Chelsea Manning, a ex-soldado transgênero norte-americana condenada por revelar segredos do Exército ao site WikiLeaks, anunciou o fim da greve de fome iniciada há dias após o Exército autorizar uma cirurgia para mudança de sexo.

"Estou infinitamente aliviada pelo fato de que o Exército finalmente está fazendo o que é justo. Eu os felicito por isso. Era tudo o que eu queria, que me deixassem ser quem sou", disse Chelsea em comunicado.

A ex-soldado, antigamente chamada Bradley, pediu às autoridades em 2013 para que pudesse ter acesso a terapia hormonal para trocar de sexo. Em 5 de julho, Manning tentou se matar após ser privada do acesso ao tratamento, necessário para a realização da intervenção cirúrgica. Detida na prisão militar de Fort Leavenworth, uma penitenciária para homens, a ex-informante de 28 anos teria tentado se enfocar.

No começo da semana vieram à tona as notícias da greve de fome.

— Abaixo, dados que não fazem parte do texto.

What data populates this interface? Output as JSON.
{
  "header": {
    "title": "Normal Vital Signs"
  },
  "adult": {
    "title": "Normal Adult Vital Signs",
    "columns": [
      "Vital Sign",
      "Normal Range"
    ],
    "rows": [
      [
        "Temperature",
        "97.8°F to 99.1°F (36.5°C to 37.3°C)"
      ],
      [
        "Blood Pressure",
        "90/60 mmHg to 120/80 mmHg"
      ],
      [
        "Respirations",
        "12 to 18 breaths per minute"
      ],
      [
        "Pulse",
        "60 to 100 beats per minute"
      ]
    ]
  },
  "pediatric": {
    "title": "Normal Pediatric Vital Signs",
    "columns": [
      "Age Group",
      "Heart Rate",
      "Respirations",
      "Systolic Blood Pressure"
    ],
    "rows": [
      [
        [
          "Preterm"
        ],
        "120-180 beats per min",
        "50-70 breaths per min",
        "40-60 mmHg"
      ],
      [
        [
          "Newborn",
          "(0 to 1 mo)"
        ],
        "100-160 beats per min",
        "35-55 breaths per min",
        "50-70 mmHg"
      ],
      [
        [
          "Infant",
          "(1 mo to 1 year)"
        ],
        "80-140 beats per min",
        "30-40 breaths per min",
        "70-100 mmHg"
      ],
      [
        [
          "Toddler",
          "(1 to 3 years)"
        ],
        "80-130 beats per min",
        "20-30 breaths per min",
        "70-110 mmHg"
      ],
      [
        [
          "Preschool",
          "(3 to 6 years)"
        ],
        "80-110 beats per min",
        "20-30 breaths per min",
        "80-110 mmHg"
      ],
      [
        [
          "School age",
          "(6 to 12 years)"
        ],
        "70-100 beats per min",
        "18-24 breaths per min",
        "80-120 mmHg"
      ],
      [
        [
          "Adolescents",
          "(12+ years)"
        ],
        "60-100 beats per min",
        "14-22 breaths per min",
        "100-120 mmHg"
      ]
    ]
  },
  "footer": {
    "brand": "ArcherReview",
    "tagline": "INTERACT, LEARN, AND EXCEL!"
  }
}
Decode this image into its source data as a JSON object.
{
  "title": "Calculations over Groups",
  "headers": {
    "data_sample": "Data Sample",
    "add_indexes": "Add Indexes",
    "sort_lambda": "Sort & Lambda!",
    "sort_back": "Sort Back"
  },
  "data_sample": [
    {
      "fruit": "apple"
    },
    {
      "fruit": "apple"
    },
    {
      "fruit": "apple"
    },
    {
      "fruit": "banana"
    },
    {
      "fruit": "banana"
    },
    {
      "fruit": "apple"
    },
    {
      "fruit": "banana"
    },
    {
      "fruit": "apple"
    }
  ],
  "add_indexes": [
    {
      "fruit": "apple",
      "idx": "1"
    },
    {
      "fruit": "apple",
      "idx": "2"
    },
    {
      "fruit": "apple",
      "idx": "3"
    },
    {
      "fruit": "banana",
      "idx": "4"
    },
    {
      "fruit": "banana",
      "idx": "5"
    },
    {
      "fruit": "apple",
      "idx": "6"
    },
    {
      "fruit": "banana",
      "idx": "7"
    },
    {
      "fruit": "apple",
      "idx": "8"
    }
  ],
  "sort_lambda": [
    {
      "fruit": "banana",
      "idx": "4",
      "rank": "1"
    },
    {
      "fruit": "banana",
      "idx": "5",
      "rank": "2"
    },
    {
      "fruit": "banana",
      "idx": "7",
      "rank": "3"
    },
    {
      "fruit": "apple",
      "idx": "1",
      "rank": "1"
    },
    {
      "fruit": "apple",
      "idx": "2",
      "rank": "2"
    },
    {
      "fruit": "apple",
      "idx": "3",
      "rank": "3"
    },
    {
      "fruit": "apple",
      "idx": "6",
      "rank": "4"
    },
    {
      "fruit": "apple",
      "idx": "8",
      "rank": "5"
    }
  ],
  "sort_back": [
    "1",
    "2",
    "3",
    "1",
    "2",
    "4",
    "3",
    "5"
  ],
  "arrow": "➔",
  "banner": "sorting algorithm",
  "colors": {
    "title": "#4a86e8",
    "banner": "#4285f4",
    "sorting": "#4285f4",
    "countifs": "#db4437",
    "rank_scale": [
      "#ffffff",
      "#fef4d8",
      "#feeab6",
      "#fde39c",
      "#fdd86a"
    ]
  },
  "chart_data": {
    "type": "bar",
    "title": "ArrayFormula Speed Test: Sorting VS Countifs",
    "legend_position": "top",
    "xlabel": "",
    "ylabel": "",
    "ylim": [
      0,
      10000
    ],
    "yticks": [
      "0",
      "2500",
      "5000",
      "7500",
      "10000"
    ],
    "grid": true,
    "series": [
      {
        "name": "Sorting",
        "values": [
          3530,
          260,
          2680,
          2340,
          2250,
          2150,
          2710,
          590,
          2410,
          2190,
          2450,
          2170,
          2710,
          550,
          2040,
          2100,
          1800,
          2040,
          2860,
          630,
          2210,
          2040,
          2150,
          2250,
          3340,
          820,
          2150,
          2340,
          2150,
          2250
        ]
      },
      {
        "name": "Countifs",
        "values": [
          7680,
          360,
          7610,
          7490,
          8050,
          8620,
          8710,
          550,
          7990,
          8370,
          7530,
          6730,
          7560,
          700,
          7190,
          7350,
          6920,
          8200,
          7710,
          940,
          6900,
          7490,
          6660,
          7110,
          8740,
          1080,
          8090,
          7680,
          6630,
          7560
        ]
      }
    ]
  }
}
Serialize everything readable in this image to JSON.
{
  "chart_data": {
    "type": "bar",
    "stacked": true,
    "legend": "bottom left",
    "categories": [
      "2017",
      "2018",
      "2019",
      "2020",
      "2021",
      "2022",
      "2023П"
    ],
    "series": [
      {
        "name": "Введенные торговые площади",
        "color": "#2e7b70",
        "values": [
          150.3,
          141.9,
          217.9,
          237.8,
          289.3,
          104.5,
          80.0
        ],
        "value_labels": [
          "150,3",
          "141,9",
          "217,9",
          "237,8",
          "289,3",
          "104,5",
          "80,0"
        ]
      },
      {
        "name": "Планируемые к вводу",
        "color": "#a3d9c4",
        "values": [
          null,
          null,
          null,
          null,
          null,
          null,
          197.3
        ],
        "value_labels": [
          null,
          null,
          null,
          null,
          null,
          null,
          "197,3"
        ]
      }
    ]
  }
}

Em nota divulgada por seus advogados, Manning dizia ter seus pedidos "ignorados, adiados, ironizados e postergados" pelo governo dos Estados Unidos.

Condenada a 35 anos de cadeia, a ex-oficial é considerada responsável por um dos maiores vazamentos de informações confidenciais da história dos Estados Unidos, tendo entregado milhares de documentos e vídeos para o site WikiLeaks, do ativista Julian Assange.